Con il passaggio al contributivo la pensione complementare sta diventando un’esigenza più che una scelta. Per molti i contributi volontari sono l’unico modo per integrare l’assegno mensile futuro e renderlo adeguato ai costi della vita.
A che età iniziare a versare i contributi per la pensione complementare
Conviene iniziare a pensare da giovane alla pensione futura: sicuramente hai sentito questa frase più volte e in effetti è corretta. Però resta un consiglio astratto che non spiega né quando iniziare né quanto versare.
Tanti i giovani che sottovalutano l’importanza del tempismo per i contributi della pensione complementare e preferiscono il Tfr.
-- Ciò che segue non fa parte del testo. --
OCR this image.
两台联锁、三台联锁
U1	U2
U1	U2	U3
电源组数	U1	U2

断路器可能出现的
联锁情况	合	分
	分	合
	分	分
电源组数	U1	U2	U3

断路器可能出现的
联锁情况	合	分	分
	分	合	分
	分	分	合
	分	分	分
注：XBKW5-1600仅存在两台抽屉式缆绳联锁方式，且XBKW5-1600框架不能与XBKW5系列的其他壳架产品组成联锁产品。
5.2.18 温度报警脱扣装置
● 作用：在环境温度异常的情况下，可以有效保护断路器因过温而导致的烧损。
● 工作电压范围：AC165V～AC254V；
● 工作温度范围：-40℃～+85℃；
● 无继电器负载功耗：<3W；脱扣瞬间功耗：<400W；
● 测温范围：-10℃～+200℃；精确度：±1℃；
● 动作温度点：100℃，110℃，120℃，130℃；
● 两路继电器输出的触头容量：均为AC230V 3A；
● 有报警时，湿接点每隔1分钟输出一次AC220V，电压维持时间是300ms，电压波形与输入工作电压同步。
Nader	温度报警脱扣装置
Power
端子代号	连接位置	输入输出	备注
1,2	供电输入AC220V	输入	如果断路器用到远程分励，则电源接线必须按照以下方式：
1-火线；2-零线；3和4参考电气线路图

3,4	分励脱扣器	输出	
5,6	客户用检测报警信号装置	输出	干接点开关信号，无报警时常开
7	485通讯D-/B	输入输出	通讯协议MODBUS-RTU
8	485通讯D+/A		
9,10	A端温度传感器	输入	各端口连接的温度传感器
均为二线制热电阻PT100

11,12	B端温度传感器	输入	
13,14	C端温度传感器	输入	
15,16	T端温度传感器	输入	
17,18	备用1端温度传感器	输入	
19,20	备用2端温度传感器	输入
Tre criteri su cui basare la scelta del fondo pensione
Proviamo a ribaltare la prospettiva: di quanto deve aumentare la pensione futura? Questo ci porta poi a capire quanto versare e a che età iniziare perché se la rata è insostenibile o si abbassano le proprie aspettative oppure si scelgono investimenti più a alto rischio. Mi spiego meglio: immaginiamo un lavoratore di 45 anni che, consapevole di avere una pensione futura bassa, sottoscrive un fondo di previdenza complementare in cui versa regolarmente 200 euro al mese. Arriva il momento di andare in pensione e resta deluso da quanto è riuscito a integrare. Perché? Che cosa ha sbagliato? Esistono diverse forme di pensione complementare con profili di rischio crescenti: la scelta dipende da tre fattori
- Età di chi versa
- Importo che si riesce a sostenere e versare mensilmente (la rata del fondo)
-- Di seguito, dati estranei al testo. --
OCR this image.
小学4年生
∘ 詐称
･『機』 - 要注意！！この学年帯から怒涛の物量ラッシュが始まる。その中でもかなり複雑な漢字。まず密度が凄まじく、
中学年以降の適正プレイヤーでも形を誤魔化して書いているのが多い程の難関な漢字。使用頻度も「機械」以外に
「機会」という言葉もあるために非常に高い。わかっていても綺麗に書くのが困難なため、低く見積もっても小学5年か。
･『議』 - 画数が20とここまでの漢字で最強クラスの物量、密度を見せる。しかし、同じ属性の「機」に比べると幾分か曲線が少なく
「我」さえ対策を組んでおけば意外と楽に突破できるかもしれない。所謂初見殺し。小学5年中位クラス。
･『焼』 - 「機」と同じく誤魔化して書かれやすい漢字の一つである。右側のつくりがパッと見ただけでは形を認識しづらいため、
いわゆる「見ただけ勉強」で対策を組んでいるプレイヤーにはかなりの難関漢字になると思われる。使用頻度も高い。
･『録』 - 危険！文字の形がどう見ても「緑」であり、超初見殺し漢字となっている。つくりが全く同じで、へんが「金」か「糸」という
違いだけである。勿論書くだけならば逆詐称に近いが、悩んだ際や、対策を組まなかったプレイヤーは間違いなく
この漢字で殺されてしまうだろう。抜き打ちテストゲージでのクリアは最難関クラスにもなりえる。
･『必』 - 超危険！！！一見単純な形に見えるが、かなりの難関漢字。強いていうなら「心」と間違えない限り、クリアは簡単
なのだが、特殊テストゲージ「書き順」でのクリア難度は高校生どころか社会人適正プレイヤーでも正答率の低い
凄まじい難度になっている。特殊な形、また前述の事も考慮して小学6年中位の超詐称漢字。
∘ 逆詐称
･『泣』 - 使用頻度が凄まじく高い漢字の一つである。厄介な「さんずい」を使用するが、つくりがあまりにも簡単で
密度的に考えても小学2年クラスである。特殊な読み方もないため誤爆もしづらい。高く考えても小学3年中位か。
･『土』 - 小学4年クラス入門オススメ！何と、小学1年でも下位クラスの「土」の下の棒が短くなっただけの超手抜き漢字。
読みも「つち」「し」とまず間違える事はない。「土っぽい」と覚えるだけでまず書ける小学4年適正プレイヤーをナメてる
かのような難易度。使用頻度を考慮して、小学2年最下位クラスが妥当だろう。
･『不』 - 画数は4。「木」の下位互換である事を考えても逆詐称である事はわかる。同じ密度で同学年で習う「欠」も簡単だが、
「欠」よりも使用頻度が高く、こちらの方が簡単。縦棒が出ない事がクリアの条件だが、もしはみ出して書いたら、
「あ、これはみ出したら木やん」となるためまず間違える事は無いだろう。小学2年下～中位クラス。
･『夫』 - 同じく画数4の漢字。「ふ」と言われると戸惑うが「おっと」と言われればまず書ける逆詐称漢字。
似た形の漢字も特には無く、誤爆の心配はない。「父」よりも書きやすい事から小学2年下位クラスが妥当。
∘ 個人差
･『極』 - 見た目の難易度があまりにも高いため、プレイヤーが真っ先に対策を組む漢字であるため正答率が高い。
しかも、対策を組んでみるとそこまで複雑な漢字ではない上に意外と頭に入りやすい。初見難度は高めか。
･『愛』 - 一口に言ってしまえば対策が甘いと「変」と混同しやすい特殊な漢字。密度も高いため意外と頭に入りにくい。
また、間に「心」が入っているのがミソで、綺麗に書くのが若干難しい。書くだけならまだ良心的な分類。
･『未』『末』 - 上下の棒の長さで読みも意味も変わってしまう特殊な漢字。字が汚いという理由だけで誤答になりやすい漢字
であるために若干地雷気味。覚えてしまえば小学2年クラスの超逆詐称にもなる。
- Aspettativa sulla pensione futura (ovvero di quanto la si vuole integrare)
Allora per fare la scelta giusta bisogna provare a ribaltare la prospettiva: a immaginarsi all’età della pensione e, considerato quanto si prenderà, chiedersi quanto manca a quell’importo per diventare una pensione accettabile e adeguata.
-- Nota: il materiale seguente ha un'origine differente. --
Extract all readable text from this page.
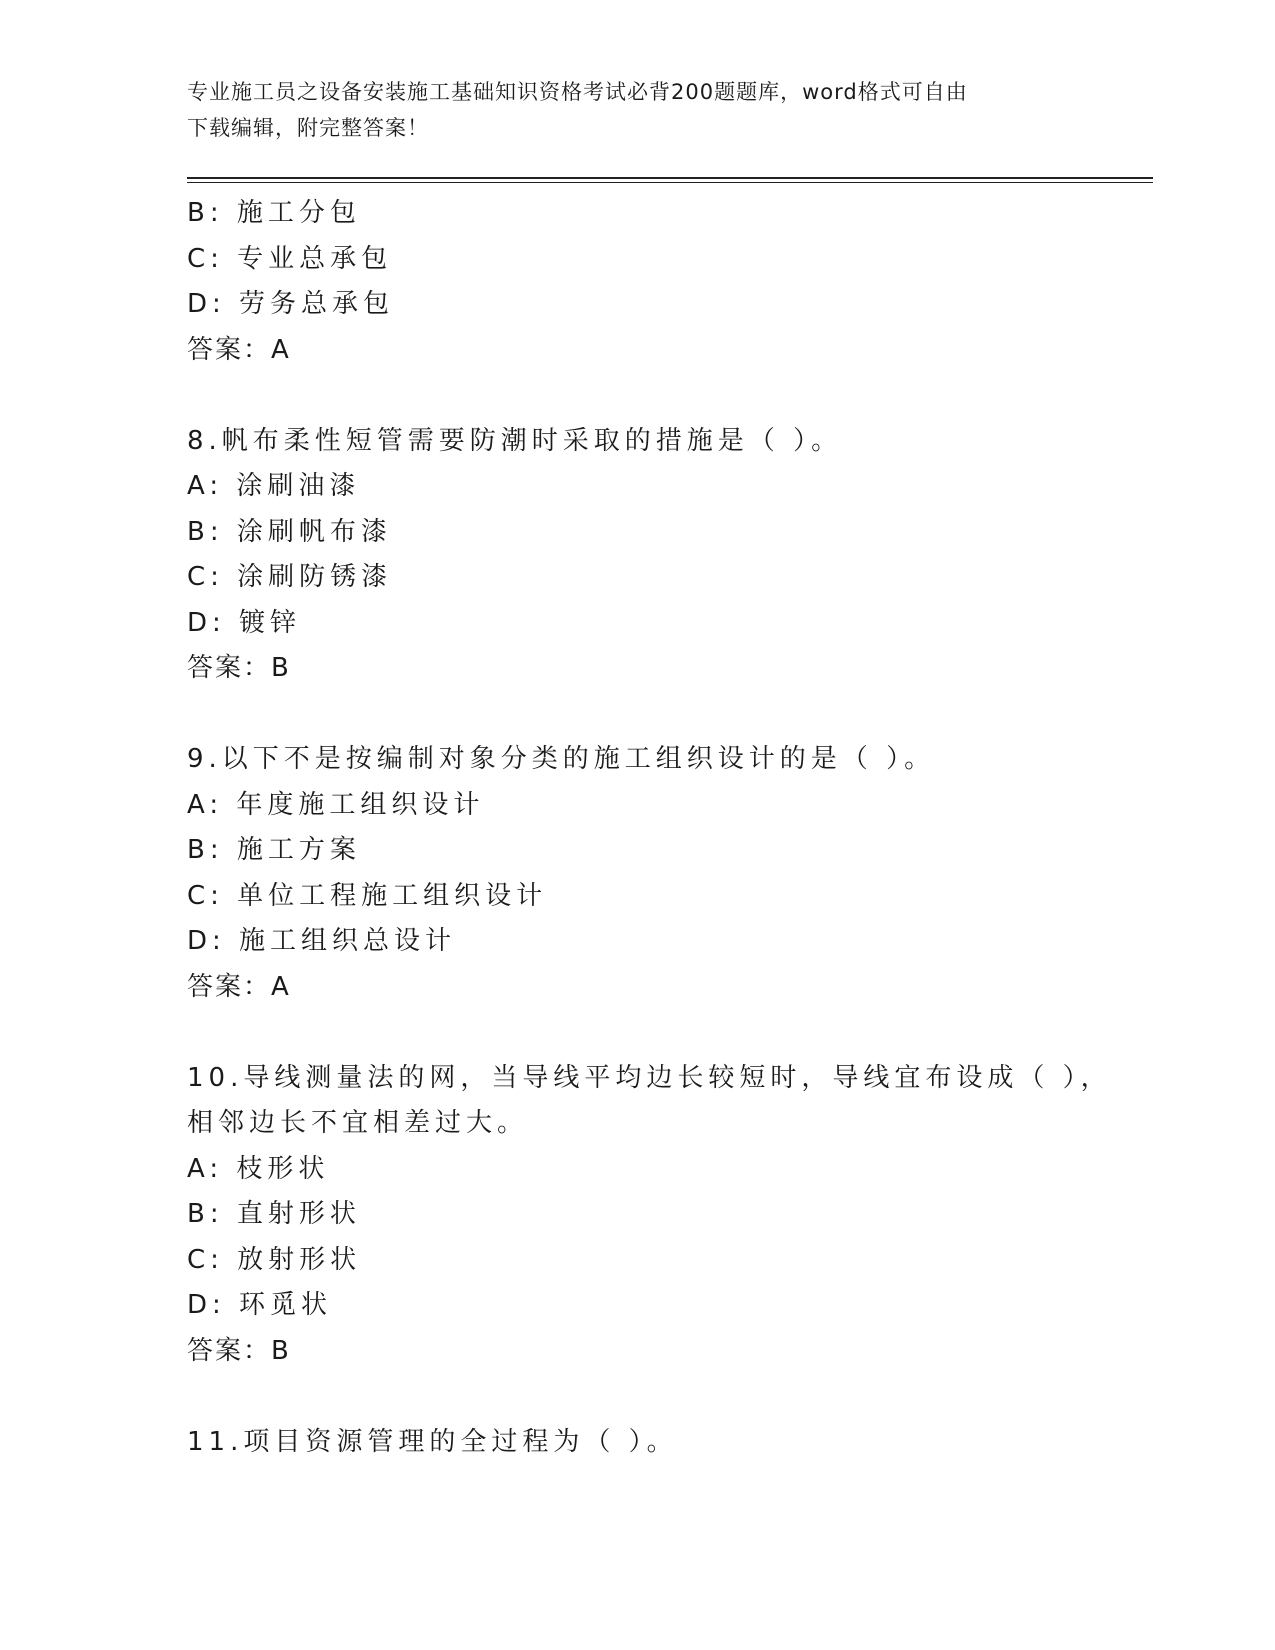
专业施工员之设备安装施工基础知识资格考试必背200题题库，word格式可自由
下载编辑，附完整答案！
B: 施工分包
C: 专业总承包
D: 劳务总承包
答案：A
8.帆布柔性短管需要防潮时采取的措施是（ ）。
A: 涂刷油漆
B: 涂刷帆布漆
C: 涂刷防锈漆
D: 镀锌
答案：B
9.以下不是按编制对象分类的施工组织设计的是（ ）。
A: 年度施工组织设计
B: 施工方案
C: 单位工程施工组织设计
D: 施工组织总设计
答案：A
10.导线测量法的网，当导线平均边长较短时，导线宜布设成（ ），
相邻边长不宜相差过大。
A: 枝形状
B: 直射形状
C: 放射形状
D: 环觅状
答案：B
11.项目资源管理的全过程为（ ）。
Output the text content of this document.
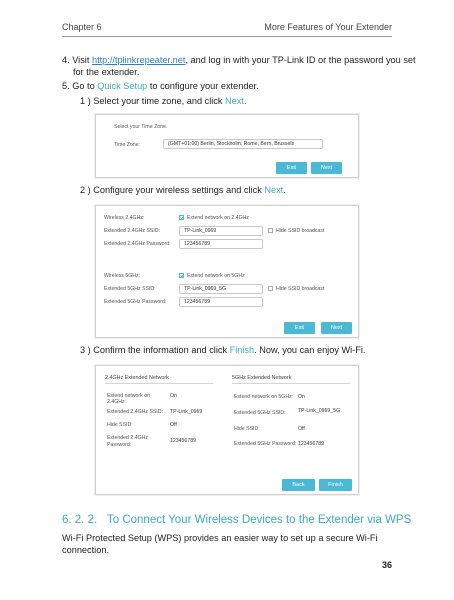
Chapter 6	More Features of Your Extender
4. Visit http://tplinkrepeater.net, and log in with your TP-Link ID or the password you set
for the extender.
5. Go to Quick Setup to configure your extender.
1 ) Select your time zone, and click Next.
Select your Time Zone.
Time Zone:	(GMT+01:00) Berlin, Stockholm, Rome, Bern, Brussels
Exit	Next
2 ) Configure your wireless settings and click Next.
Wireless 2.4GHz:	Extend network on 2.4GHz
Extended 2.4GHz SSID:	TP-Link_0969	Hide SSID broadcast
Extended 2.4GHz Password:	123456789
Wireless 5GHz:	Extend network on 5GHz
Extended 5GHz SSID:	TP-Link_0969_5G	Hide SSID broadcast
Extended 5GHz Password:	123456789
Exit	Next
3 ) Confirm the information and click Finish. Now, you can enjoy Wi-Fi.
2.4GHz Extended Network	5GHz Extended Network
Extend network on
2.4GHz:
On
Extended 2.4GHz SSID: TP-Link_0969
Hide SSID:	Off
Extended 2.4GHz
Password:
123456789
Extend network on 5GHz: On
Extended 5GHz SSID: TP-Link_0969_5G
Hide SSID:	Off
Extended 5GHz Password: 123456789
Back	Finish
6. 2. 2. To Connect Your Wireless Devices to the Extender via WPS
Wi-Fi Protected Setup (WPS) provides an easier way to set up a secure Wi-Fi
connection.
36
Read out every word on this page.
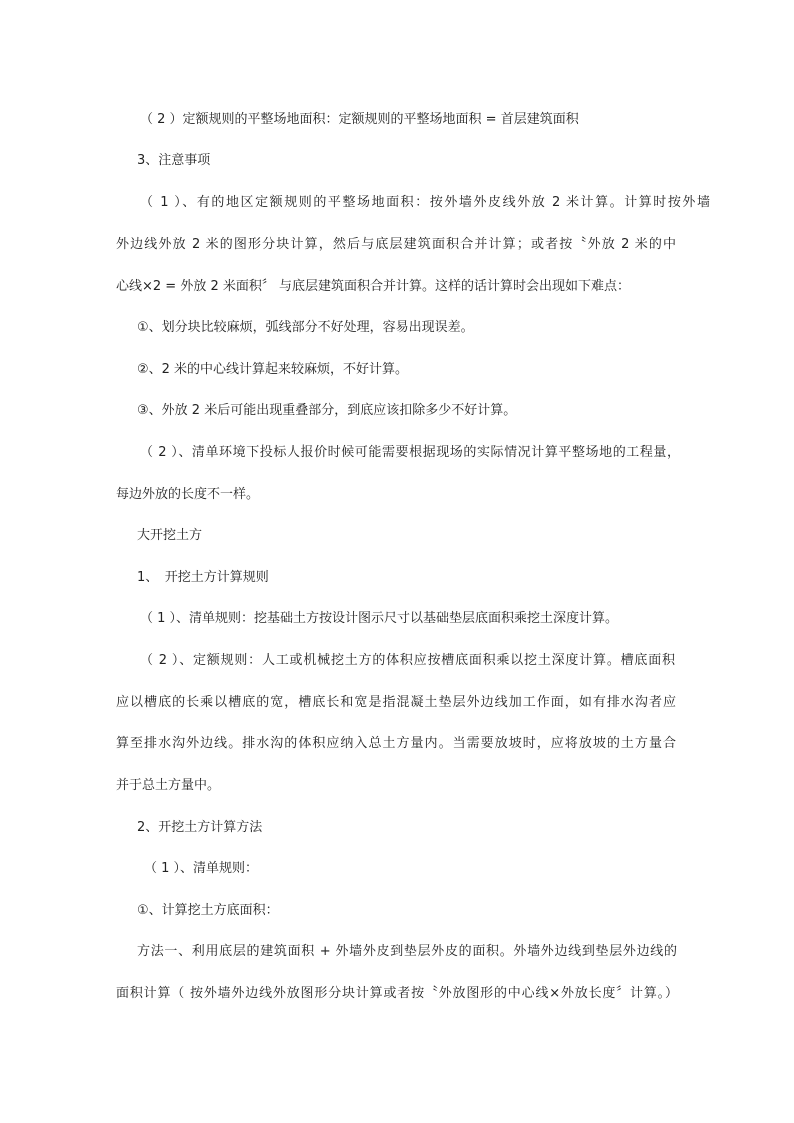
（ 2 ）定额规则的平整场地面积：定额规则的平整场地面积 = 首层建筑面积
3、注意事项
（ 1 ）、有的地区定额规则的平整场地面积：按外墙外皮线外放 2 米计算。计算时按外墙
外边线外放 2 米的图形分块计算，然后与底层建筑面积合并计算；或者按〝外放 2 米的中
心线×2 = 外放 2 米面积〞 与底层建筑面积合并计算。这样的话计算时会出现如下难点：
①、划分块比较麻烦，弧线部分不好处理，容易出现误差。
②、2 米的中心线计算起来较麻烦，不好计算。
③、外放 2 米后可能出现重叠部分，到底应该扣除多少不好计算。
（ 2 ）、清单环境下投标人报价时候可能需要根据现场的实际情况计算平整场地的工程量，
每边外放的长度不一样。
大开挖土方
1、　开挖土方计算规则
（ 1 ）、清单规则：挖基础土方按设计图示尺寸以基础垫层底面积乘挖土深度计算。
（ 2 ）、定额规则：人工或机械挖土方的体积应按槽底面积乘以挖土深度计算。槽底面积
应以槽底的长乘以槽底的宽，槽底长和宽是指混凝土垫层外边线加工作面，如有排水沟者应
算至排水沟外边线。排水沟的体积应纳入总土方量内。当需要放坡时，应将放坡的土方量合
并于总土方量中。
2、开挖土方计算方法
（ 1 ）、清单规则：
①、计算挖土方底面积：
方法一、利用底层的建筑面积 + 外墙外皮到垫层外皮的面积。外墙外边线到垫层外边线的
面积计算（ 按外墙外边线外放图形分块计算或者按〝外放图形的中心线×外放长度〞计算。）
Se versi 100 euro di contributi per la pensione complementare quante ne avrai quando smetti di lavorare?
Come premesso 100 euro versate sul fondo pensione complementare hanno in futuro un valore diverso in base all’età del lavoratore e al tipo di fondo scelto (profilo di rischio). Questa ovviamente è una proiezione che vale oggi: il dato esatto deve tener conto anche del coefficiente di rivalutazione degli stipendi e del montante contributivo. Ad esempio negli ultimi cinque anni i fondi pensione hanno reso di più arrivando al 2% medio.
Nel caso ipotizzato un lavoratore di 45 anni (che quindi andrebbe in pensione a 64 anni e 10 mesi) versando 134 euro al mese con un fondo a rischio basso avrebbe in pensione circa 100 euro in più sull’assegno. Per fare una strategia di pensione complementare conveniente dovrebbe considerare profili di rischio maggiori. In questo caso a fronte di circa 81 euro versate ne avrebbe 100. Abbassando l’età scende l’importo che occorre versare per avere un extra maggiore. Se invece l’età del lavoratore sale, il profilo di rischio alto appare quasi obbligatorio per poter avere una rata sostenibile a meno che non si ha un margine di risparmio sullo stipendio molto alto. Ma questo scenario appare improbabile perché altrimenti non si sentirebbe neanche l’esigenza di integrare la pensione.